After the intermission, the concert rounded off with Scheherazade.  It surprised me that, for the first how-many-years of my concert-going career, this evergreen repertoire staple never seemed to appear on the TSO's programmes.  The balance has been redressed during the last two decades, and I've now heard the orchestra perform this musical magnificence three times, as well as having acquired the live-concert recording on Chandos Records which came out of a fourth performance that I missed.

Nikolai Rimsky-Korsakov achieved a remarkable exemplar of orchestration in Scheherazade.  The array of diverse and remarkable tone colours which he conjured out of the orchestra is striking enough, but all the more so when you realize that -- unlike many of his contemporaries -- he didn't enlarge the orchestra with multiple extra instruments in the process.  The score calls for only double woodwind, four horns, two trumpets, three trombones, tuba, percussion, harp, and strings.

There are few works which can be considered in the same league as this one as a testing ground for the orchestra.  Not only is the score littered with solo bits for many of the section leaders, but the endlessly shifting kaleidoscope of instrumental textures demands acute awareness of balance from the players as well as from the conductor.

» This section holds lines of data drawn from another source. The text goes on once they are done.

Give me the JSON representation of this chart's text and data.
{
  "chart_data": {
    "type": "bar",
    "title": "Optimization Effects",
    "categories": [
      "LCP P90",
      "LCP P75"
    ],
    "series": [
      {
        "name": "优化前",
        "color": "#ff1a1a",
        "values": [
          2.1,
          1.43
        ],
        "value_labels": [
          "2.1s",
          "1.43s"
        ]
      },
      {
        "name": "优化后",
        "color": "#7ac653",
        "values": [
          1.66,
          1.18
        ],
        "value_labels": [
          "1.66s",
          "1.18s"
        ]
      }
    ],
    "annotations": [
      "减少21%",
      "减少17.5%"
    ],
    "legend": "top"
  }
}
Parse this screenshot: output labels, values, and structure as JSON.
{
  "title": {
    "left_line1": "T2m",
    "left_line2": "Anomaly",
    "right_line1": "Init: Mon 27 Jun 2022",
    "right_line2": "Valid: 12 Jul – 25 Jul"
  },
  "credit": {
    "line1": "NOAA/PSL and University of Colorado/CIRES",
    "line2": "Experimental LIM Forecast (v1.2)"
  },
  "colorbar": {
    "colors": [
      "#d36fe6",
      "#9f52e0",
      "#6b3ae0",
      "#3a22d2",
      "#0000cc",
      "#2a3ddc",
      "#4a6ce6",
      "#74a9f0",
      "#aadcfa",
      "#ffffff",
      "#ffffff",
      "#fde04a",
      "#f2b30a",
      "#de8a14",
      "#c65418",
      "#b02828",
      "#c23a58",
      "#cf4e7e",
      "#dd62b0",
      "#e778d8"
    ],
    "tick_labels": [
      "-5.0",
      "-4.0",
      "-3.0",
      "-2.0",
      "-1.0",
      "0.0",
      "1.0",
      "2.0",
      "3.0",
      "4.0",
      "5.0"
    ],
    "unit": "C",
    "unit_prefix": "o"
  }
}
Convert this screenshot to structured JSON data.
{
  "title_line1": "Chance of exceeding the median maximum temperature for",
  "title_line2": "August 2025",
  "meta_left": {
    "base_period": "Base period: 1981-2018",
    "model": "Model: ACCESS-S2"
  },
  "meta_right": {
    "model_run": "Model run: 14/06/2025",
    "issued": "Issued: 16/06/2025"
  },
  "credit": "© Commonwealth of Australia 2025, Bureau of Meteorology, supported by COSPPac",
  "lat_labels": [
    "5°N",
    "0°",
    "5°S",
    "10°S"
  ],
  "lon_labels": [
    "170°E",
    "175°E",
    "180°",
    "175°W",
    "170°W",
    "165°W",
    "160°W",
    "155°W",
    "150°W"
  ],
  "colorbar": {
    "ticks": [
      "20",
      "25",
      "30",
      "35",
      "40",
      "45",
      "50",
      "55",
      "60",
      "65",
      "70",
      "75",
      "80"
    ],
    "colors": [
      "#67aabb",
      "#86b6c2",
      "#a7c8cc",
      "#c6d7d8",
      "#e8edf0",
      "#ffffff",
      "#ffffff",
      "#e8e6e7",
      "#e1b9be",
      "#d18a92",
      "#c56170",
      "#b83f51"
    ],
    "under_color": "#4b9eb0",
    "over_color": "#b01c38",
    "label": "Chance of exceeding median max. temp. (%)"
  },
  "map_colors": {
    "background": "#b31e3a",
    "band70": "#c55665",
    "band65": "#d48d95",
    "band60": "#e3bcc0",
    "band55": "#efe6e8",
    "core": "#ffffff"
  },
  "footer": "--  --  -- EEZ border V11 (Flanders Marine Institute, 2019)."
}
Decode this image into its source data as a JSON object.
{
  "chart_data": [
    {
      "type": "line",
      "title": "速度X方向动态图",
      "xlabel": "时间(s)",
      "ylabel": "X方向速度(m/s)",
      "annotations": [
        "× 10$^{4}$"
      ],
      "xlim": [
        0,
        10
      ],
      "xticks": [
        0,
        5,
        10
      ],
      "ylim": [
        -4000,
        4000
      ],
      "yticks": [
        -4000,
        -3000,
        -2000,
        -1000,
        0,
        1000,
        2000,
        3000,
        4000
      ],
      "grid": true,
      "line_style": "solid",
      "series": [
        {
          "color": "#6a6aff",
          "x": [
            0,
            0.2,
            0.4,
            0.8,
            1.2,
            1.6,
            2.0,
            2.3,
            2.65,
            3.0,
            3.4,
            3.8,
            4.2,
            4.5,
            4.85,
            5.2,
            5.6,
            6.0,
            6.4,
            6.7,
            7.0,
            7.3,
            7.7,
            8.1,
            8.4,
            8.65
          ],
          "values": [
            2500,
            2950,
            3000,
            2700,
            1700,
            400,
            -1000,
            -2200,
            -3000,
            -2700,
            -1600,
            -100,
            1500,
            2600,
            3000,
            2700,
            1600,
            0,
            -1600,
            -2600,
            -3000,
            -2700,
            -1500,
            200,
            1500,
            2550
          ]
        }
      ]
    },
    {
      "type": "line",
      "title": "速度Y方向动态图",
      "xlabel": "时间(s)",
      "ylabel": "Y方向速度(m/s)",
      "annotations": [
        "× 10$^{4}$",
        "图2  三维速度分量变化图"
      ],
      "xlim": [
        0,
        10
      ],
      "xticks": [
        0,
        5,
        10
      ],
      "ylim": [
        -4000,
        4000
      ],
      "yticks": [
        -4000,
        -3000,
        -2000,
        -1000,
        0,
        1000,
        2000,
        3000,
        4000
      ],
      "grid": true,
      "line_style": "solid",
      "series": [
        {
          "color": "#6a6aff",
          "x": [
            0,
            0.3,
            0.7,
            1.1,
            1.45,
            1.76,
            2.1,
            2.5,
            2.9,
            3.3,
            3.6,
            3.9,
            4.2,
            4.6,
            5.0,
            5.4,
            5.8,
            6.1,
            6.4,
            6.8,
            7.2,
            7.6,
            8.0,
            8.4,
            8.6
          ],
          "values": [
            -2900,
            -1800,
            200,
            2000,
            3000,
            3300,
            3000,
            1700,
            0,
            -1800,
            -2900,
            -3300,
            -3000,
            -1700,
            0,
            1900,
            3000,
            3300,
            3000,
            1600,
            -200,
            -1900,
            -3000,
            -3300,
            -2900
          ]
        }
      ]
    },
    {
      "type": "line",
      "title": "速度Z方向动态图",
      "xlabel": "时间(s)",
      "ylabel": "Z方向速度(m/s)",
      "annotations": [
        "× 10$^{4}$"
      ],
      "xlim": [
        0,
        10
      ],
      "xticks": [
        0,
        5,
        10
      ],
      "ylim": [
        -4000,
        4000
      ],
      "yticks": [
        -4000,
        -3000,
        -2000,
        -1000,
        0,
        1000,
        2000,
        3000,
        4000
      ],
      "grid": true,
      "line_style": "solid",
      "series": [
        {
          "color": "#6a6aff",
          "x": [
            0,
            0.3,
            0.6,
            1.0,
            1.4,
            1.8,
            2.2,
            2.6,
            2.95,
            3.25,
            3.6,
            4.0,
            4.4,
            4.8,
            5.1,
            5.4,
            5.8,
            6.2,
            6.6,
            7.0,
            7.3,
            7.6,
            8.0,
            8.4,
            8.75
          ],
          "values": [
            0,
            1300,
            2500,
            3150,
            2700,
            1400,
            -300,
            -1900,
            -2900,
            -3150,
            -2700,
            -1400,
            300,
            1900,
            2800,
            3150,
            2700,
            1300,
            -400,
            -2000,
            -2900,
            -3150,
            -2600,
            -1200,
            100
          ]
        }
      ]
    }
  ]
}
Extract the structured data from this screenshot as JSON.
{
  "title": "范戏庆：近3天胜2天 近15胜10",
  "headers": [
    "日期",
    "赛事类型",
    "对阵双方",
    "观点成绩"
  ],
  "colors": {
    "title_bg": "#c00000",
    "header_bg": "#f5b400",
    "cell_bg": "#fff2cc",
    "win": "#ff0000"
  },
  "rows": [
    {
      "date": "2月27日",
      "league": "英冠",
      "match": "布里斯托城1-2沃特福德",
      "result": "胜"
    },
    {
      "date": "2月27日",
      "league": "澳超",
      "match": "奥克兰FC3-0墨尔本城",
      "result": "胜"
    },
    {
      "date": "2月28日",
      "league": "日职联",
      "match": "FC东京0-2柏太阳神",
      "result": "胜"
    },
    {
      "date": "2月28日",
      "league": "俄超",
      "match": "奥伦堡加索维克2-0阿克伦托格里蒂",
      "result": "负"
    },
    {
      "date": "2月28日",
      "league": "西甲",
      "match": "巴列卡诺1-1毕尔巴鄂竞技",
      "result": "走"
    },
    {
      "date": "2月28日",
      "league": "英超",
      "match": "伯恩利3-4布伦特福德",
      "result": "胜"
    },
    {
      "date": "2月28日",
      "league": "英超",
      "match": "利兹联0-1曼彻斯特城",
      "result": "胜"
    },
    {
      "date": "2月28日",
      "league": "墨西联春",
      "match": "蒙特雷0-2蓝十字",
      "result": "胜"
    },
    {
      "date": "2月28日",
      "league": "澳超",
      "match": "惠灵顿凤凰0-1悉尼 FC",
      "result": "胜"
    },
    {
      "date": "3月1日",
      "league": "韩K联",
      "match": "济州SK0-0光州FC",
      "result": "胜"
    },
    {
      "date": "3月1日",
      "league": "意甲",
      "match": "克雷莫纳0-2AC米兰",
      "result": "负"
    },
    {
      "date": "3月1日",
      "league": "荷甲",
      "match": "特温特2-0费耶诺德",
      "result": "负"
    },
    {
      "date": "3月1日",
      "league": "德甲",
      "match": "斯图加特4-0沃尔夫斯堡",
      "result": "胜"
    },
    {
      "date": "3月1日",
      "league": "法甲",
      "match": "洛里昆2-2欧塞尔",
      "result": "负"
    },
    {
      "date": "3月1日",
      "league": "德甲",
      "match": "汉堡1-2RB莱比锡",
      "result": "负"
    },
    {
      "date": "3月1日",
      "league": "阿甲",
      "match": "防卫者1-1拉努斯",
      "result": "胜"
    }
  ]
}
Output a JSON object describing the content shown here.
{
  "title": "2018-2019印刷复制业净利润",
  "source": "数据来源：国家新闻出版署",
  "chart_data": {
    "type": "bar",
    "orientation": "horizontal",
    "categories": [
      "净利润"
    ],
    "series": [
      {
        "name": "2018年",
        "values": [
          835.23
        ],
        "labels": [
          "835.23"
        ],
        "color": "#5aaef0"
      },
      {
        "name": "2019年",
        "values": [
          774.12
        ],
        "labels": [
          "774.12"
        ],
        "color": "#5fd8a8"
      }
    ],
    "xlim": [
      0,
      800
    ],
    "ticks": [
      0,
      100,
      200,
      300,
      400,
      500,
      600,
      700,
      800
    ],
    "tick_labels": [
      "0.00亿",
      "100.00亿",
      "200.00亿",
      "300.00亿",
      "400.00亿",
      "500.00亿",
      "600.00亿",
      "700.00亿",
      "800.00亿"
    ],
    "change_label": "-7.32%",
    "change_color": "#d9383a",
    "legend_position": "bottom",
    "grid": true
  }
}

No surprise, then, that the TSO now performs this work as if to the manner born.  The various solo parts, some of which can be played in free time, as if a concerto cadenza, are all shaped and phrased with both skill and affection.  This is particularly true of the nearly concerto-sized contribution of concertmaster Jonathan Crow.  His high harmonics in the slow closing pages were both secure and beautiful in tone.

The players as a team demonstrated consistent awareness of the needs of the moment, and there was no element of the musical argument which didn't emerge both clear and fresh, as if newly discovered.

Conductor Elim Chan showed particular sensitivity to the breathing space allotted to each solo part, and led the performance with well-chosen tempi.  If the last movement's Festival at Baghdad was a little on the hectic side, the orchestra pulled right along with Chan's tempo and maintained the clearest articulation of all the many repeated notes.  The storm at sea capped the performance with its mighty surging waves and the enormous crash of the tamtam as the ship smashed against the rock was breathtaking.

A most rewarding end to a striking concert.